Watch Matt Damon and Casey Affleck stagger, scramble and trudge through the desert in Gerry to forget the snow that you staggered, scrambled and trudged through to see it. If that reasoning's too circuitous for you, though, skip the movie; it's deeply self-referential and hermetic. It's the kind of film where half of the audience got there half an hour early, all eager, and half got there three minutes early, sure they'll be the only ones there. Even with an audience pre-sorted by reviewer warnings that Gerry could be a walkout movie, the Gerrys in front of us walked out.
To hear Gus Van Sant talk about it, making Gerry's the same directorial reboot that Steven Soderbergh got from Full Frontal, questioning his way to some essence, a filmmaking stripped of its accreted editing, language and genre conventions which result in product "as uniform as a McDonaldís hamburger."

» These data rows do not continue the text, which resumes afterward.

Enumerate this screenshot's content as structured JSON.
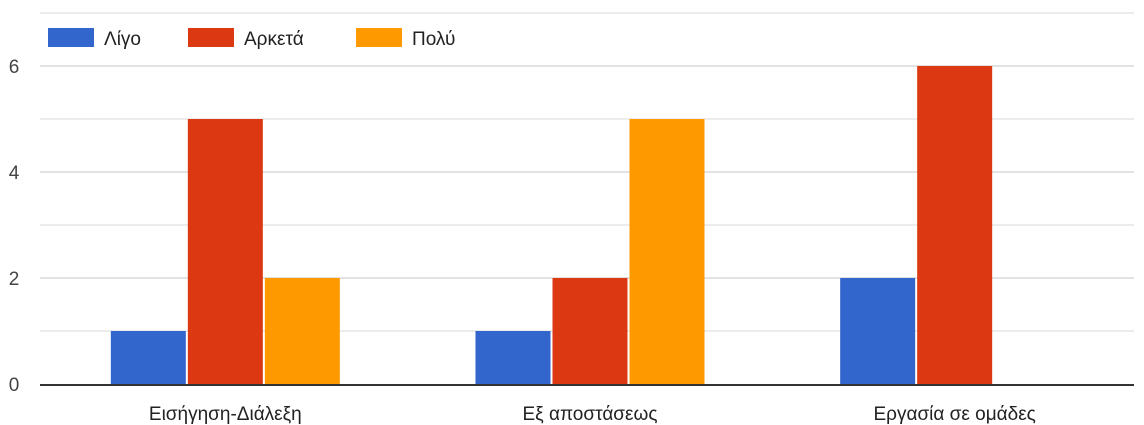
{
  "chart_data": {
    "type": "bar",
    "categories": [
      "Εισήγηση-Διάλεξη",
      "Εξ αποστάσεως",
      "Εργασία σε ομάδες"
    ],
    "series": [
      {
        "name": "Λίγο",
        "values": [
          1,
          1,
          2
        ],
        "color": "#3366cc"
      },
      {
        "name": "Αρκετά",
        "values": [
          5,
          2,
          6
        ],
        "color": "#dc3912"
      },
      {
        "name": "Πολύ",
        "values": [
          2,
          5,
          0
        ],
        "color": "#ff9900"
      }
    ],
    "yticks": [
      0,
      2,
      4,
      6
    ],
    "ylim": [
      0,
      6
    ],
    "grid": true,
    "legend_position": "top-left",
    "xlabel": "",
    "ylabel": ""
  }
}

Van Sant's"real-time filmmaking" (translation: wordless seven-minute takes) references Andrei Tarkovsky and Bela Tarr, whose films, you pretend you've seen (or whose films you've actually seen and fallen asleep in). But Gerry also reveals a far more popular inspiration, one that's as meaningless to film critics as Bela Tarr comments on American Idol: computer games.
Gerry's another example, then, of the language of videogames influencing film. Questions of character and motivation become as relevant for Gerry as they are for Mario ("But why is he trying to get past the monkey?"). It's a movie that suceeds on its own terms, and that creates an engrossing bridge between two wildly popular mediums.